Si l’on souhaite sérieusement mettre fin à la politique de la porte ouverte, il importe d’expliquer aux employés que l’on sera moins disponible à l’avenir afin les aider à devenir plus autonomes. On pourra ainsi leur consacrer toute l’attention voulue lors de rencontres avec eux, sans être distrait par les courriels à lire ou à envoyer, les appels à prendre, les notes à écrire, etc.
Motivation des subordonnés immédiats
Lors des séminaires de gestion, les questions sur les façons efficaces de motiver les subordonnés immédiats sont courantes.
Voici un exemple typique : «Une des mes subordonnées occupe un poste plutôt routinier et ennuyeux. Elle travaille pour l’entreprise depuis sept ans et a toujours effectué à peu près le même travail. Elle arrive à l’heure, quitte huit heures plus tard et n’a jamais manifesté le désir d’assumer plus de responsabilités. Ses évaluations de rendement montrent qu’elle répond aux attentes, sans toutefois les dépasser. Je lui ai demandé ce qu’elle aimerait voir changer, mais elle affirme être heureuse dans la situation actuelle. Comment puis-je l’intéresser davantage à son travail afin qu’elle soit plus ambitieuse et qu’elle travaille peut-être plus fort?»
Premièrement, il revient à l’employée de se motiver. C’est elle qui connaît le mieux ses besoins, ses désirs ainsi que les récompenses qui motivent son comportement. Il serait présomptueux, de la part du gestionnaire, de croire qu’il est mieux placé que cette employée pour savoir ce qui intéresse celle-ci. Si le gestionnaire travaille plus fort que l’employée pour changer la vie professionnelle de celle-ci, il essuiera à coup sûr un échec.
Deuxièmement, l’employée se sent peut-être vraiment heureuse au travail, comme elle le prétend, et ne ressent pas le besoin de changer. Il est également possible qu’elle souhaite changer de poste, mais qu’elle n’ose pas aller de l’avant.
Dans le premier cas, le gestionnaire devrait lui permettre de continuer à fournir le même rendement. Le rendement se situant dans la moyenne n’est pas mauvais et on devrait valoriser cette personne. Si elle ne demande pas d’aide, le gestionnaire ne devrait pas insister. Dans le deuxième cas, le gestionnaire devrait aider l'employée à déterminer les changements qu’elle souhaiterait apporter à sa situation et les obstacles qui l’en empêchent.
1) Il importe d’avoir une rencontre avec l’employé concerné pour sonder ses objectifs de carrière à long terme. Et il faut éviter de juger cet employé s’il ne fait pas preuve d’ambition.
2) On doit établir et maintenir de bonnes relations avec ce même employé afin qu’il soit disposé à revenir voir le gestionnaire si ses besoins venaient à changer.
3) On peut déléguer à l’employé des tâches simples si l’on croit que la peur d’assumer de nouvelles responsabilités lui pose problème.
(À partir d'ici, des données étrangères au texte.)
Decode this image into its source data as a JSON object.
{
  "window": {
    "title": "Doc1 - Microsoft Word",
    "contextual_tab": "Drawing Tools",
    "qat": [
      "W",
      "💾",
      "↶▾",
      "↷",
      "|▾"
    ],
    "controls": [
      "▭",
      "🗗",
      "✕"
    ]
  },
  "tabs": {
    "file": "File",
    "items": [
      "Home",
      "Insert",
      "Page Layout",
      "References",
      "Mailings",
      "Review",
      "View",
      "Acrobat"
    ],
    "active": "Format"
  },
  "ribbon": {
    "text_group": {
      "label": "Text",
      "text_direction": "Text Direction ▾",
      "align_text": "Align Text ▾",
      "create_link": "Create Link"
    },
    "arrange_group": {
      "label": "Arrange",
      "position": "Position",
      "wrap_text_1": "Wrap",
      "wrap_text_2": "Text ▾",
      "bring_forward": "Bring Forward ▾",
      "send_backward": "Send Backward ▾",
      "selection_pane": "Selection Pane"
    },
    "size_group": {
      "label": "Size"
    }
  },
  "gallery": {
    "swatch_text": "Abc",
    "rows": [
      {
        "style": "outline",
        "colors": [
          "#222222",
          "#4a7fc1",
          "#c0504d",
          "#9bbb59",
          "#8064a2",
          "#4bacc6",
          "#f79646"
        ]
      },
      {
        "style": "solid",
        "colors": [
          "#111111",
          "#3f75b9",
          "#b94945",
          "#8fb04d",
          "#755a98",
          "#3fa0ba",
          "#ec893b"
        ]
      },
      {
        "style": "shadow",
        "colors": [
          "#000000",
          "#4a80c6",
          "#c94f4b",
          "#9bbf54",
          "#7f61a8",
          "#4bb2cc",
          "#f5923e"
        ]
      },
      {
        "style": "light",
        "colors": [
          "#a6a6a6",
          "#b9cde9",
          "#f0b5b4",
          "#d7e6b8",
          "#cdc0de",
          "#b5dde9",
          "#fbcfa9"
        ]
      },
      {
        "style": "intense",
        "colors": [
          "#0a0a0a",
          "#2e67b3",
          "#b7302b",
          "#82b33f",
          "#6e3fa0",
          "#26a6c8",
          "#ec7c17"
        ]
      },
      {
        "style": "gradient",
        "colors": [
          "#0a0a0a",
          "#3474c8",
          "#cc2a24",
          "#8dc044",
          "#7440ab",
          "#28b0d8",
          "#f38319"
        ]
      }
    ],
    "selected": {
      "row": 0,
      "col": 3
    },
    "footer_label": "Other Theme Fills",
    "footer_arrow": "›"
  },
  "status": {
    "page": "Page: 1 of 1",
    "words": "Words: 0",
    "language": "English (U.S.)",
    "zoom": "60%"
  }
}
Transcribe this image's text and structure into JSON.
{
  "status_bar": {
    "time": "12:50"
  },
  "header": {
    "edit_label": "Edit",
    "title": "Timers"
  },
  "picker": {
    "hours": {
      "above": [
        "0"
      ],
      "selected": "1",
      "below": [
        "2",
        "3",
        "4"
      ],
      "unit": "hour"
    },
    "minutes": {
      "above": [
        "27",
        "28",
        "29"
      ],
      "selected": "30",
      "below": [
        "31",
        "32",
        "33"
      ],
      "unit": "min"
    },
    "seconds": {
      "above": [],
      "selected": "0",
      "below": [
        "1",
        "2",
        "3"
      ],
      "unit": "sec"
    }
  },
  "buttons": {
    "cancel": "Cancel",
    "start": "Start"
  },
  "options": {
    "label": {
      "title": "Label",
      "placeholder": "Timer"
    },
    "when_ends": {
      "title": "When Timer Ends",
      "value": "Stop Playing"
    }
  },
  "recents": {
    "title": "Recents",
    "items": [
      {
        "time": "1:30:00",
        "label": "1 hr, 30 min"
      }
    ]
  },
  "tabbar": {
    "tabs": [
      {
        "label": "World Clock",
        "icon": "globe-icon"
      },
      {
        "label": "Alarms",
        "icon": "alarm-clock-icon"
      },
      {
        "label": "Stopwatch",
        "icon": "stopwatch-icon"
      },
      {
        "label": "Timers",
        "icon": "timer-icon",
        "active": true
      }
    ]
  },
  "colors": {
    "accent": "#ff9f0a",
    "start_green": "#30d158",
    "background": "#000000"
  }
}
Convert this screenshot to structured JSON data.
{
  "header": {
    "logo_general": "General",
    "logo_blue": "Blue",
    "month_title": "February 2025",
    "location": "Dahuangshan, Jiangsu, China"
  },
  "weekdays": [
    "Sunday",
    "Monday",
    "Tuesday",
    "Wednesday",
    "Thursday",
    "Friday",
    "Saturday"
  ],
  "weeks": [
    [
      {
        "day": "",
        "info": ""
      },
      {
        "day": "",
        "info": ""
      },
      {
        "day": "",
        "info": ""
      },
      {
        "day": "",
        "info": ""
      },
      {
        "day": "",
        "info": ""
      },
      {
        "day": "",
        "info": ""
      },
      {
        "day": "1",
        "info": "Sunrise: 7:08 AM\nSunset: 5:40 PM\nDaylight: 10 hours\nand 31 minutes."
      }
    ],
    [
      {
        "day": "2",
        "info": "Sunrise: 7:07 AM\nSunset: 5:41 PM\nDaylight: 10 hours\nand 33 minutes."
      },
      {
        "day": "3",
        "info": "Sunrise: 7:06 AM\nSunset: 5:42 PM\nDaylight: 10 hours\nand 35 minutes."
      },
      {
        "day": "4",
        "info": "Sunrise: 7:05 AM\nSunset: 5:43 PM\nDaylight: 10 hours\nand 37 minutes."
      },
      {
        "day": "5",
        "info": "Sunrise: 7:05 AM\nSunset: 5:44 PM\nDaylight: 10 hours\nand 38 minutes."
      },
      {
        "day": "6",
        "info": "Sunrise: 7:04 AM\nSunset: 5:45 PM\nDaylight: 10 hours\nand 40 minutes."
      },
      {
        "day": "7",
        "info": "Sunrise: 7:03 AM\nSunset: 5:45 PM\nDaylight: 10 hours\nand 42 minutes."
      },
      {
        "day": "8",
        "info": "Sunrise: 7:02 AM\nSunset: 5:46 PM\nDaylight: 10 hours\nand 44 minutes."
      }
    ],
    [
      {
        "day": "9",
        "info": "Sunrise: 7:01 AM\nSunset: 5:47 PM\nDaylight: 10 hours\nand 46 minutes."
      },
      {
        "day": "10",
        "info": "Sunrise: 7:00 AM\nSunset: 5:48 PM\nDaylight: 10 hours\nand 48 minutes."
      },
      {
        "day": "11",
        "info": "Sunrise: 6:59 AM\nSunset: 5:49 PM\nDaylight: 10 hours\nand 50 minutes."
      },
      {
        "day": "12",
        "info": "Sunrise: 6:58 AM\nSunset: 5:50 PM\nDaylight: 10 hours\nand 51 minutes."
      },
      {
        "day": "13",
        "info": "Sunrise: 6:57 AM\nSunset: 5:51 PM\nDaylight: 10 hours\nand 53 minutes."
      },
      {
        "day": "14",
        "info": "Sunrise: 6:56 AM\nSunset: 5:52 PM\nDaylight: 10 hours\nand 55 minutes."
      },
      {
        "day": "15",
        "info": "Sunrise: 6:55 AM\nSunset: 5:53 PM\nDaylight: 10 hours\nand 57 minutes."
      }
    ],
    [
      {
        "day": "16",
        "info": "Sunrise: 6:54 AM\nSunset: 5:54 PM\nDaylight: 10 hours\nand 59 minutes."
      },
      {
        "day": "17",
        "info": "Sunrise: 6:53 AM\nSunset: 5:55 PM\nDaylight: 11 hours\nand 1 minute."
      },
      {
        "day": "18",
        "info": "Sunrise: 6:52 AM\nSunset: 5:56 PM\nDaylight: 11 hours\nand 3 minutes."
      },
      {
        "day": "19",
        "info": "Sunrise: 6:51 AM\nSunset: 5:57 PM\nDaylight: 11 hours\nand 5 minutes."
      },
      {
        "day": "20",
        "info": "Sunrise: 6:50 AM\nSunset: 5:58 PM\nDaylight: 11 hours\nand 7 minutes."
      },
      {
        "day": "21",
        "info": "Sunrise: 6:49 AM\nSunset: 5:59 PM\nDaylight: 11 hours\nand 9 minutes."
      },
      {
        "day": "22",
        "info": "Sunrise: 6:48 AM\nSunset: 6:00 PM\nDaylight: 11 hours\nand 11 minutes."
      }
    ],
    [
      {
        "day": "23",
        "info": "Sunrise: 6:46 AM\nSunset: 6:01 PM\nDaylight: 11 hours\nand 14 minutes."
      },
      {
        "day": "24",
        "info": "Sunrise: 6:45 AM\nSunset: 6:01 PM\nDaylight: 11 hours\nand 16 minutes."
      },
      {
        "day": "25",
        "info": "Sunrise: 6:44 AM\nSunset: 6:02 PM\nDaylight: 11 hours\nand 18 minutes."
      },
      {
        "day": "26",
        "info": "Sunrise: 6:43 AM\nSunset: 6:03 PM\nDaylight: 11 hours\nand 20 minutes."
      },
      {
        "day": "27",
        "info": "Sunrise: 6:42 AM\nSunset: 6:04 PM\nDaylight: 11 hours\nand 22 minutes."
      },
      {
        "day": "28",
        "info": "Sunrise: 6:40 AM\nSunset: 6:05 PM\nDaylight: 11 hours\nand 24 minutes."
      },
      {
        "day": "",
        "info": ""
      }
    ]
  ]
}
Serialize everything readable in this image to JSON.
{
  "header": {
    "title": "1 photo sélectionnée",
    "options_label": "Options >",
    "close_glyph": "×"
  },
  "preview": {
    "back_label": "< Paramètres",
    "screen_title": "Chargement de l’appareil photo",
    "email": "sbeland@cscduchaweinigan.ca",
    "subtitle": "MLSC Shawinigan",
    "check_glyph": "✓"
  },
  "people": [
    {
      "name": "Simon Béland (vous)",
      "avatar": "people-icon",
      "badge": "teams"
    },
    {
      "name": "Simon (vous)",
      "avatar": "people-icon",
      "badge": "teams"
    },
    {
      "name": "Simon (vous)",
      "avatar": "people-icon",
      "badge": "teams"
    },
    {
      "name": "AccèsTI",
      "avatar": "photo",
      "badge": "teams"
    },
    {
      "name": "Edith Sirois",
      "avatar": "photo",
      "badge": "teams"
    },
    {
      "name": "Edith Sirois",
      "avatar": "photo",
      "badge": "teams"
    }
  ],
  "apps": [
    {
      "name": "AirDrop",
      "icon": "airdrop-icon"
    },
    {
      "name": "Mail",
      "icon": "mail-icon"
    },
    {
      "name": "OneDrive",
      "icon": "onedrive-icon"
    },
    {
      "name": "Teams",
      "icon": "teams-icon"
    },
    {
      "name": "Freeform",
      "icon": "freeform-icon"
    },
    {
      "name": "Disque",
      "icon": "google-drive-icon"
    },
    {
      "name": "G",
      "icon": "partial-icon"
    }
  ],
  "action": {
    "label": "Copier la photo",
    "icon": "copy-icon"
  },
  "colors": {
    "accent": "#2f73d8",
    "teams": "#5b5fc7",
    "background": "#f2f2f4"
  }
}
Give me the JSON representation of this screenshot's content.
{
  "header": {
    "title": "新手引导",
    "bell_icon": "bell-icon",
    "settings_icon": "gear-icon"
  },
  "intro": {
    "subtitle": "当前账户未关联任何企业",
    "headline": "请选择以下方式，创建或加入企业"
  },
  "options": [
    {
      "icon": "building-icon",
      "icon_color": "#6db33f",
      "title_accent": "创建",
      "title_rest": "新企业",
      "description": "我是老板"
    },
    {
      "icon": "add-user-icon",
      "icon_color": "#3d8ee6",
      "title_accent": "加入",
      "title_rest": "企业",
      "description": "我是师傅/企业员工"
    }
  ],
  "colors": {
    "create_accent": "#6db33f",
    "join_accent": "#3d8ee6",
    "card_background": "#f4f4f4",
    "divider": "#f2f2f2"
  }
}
On peut le féliciter lorsqu’il les accomplit avec succès et continuer de lui fournir des occasions de tenter de nouvelles expériences. On peut aussi solliciter ses commentaires de façon régulière.
4) On peut envisager la formation mutuelle ou encore établir un programme de perfectionnement du personnel pour améliorer l’efficacité du service et faciliter son fonctionnement lors de l’absence d’employés. On crée ainsi une diversion au travail routinier lorsque celui-ci pose problème.
Il existe très peu de vérités absolues en matière de gestion des ressources humaines. On ne doit donc pas craindre de poser des questions et d’essayer de nouvelles façons de faire pour trouver des solutions qui satisferont employés et gestionnaires.